Ownership changes make that harder. A partner who joined after the reviewed year may indirectly bear part of the adjustment, while a partner who sold an interest may no longer be around when the IRS collects.
Partnerships may have technical options to reduce or redirect that burden. One is a request to modify the imputed underpayment, which may matter if the IRS calculation does not reflect partner-specific tax rates, amended returns, tax-exempt partners or other facts that could reduce the amount.
Another is a push-out election. Under that approach, the partnership elects to push the adjustments out to the reviewed-year partners instead of paying the adjustment at the partnership level.
Those choices place more weight on partnership documents and internal controls. A modern partnership or LLC agreement can determine who serves as partnership representative, how that person may be replaced, whether partner approval is required for major audit decisions, and how audit liabilities are allocated among reviewed-year and current partners.
Some smaller partnerships can avoid the centralized audit regime, but the election-out rules are narrow. Partnerships with 100 or fewer partners may elect out if all partners are eligible partners.
Eligible partners generally include individuals, C corporations, foreign entities that would be treated as C corporations if domestic, S corporations and estates of deceased partners. Where an S corporation is a partner, the partnership must count the S corporation and its shareholders when testing the 100-partner limit.
Other partner types can block the election. A trust, another partnership, a disregarded entity, certain foreign entities that would not be treated as C corporations if domestic, an estate other than an estate of a deceased partner, or a nominee holding an interest for someone else can make election-out unavailable.
That trap reaches many small LLC structures. A business may have only a few human owners but still fail the election-out test because ownership sits through a revocable trust, a disregarded LLC or a tiered partnership.
The election must be made annually and on a timely filed partnership return. Timely filing and proper designation are critical, because missing the filing rules can leave the partnership inside the centralized regime by default.
Whether election out is better depends on the ownership structure and the partnership’s own preferences. Some entities may prefer centralized handling for administrative simplicity, while others may want partner-level treatment so current owners do not carry prior-year liabilities.
Cross-border ownership can make every piece of this more complicated. A U.S. partnership with an NRI investor, foreign corporation, foreign trust, disregarded entity or nominee owner may need to examine whether K-3 is required, whether the partnership can elect out, whether a foreign entity counts as an eligible partner, who can serve as partnership representative and how audit adjustments will be communicated outside the United States.
Those questions affect filing costs, partner rights and economic burden in ways that vary sharply by ownership structure. A family LLC with domestic individual owners faces a different risk profile from an immigrant-founded business with foreign investors or a partnership that holds foreign assets.

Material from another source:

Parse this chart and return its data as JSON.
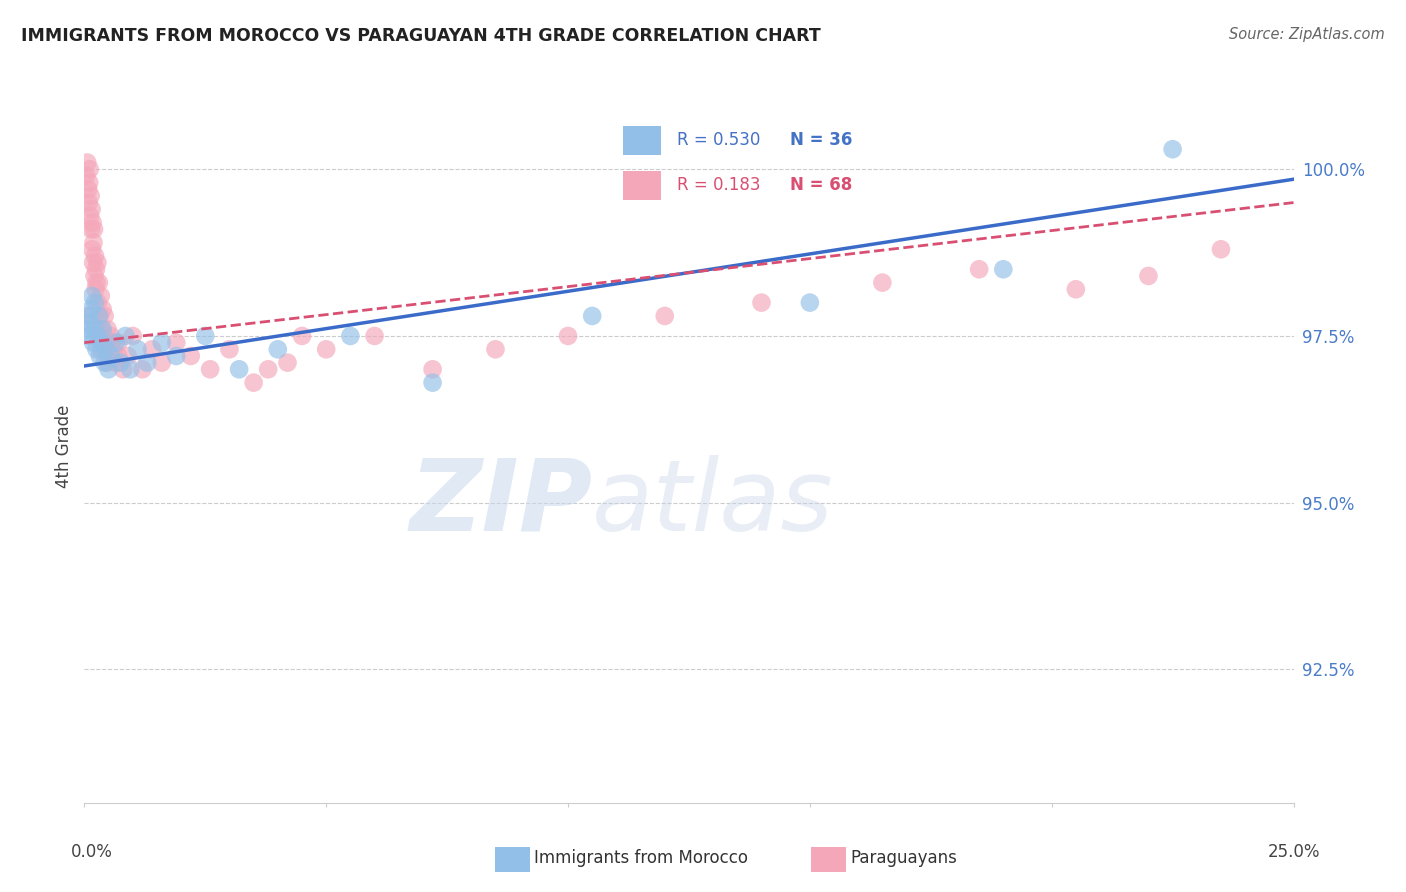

Year-round controls can limit that exposure. Partnerships that keep current ownership data, confirm filing deadlines early, identify international reporting needs before preparation begins, and address audit control in the partnership agreement stand in a better position than those treating Form 1065 as a routine seasonal filing.
The numbers alone explain why. A late Form 1065 penalty can multiply by partner count and months late, Schedule K-1/K-3 failures carry separate penalties, and the BBA audit regime can leave the partnership itself paying an imputed underpayment long after the underlying tax year closed.
For partnerships with diverse ownership, the compliance issue is not limited to tax math. It also reaches governance, because the same filing and audit rules decide who gets information, who speaks to the IRS and who ultimately pays.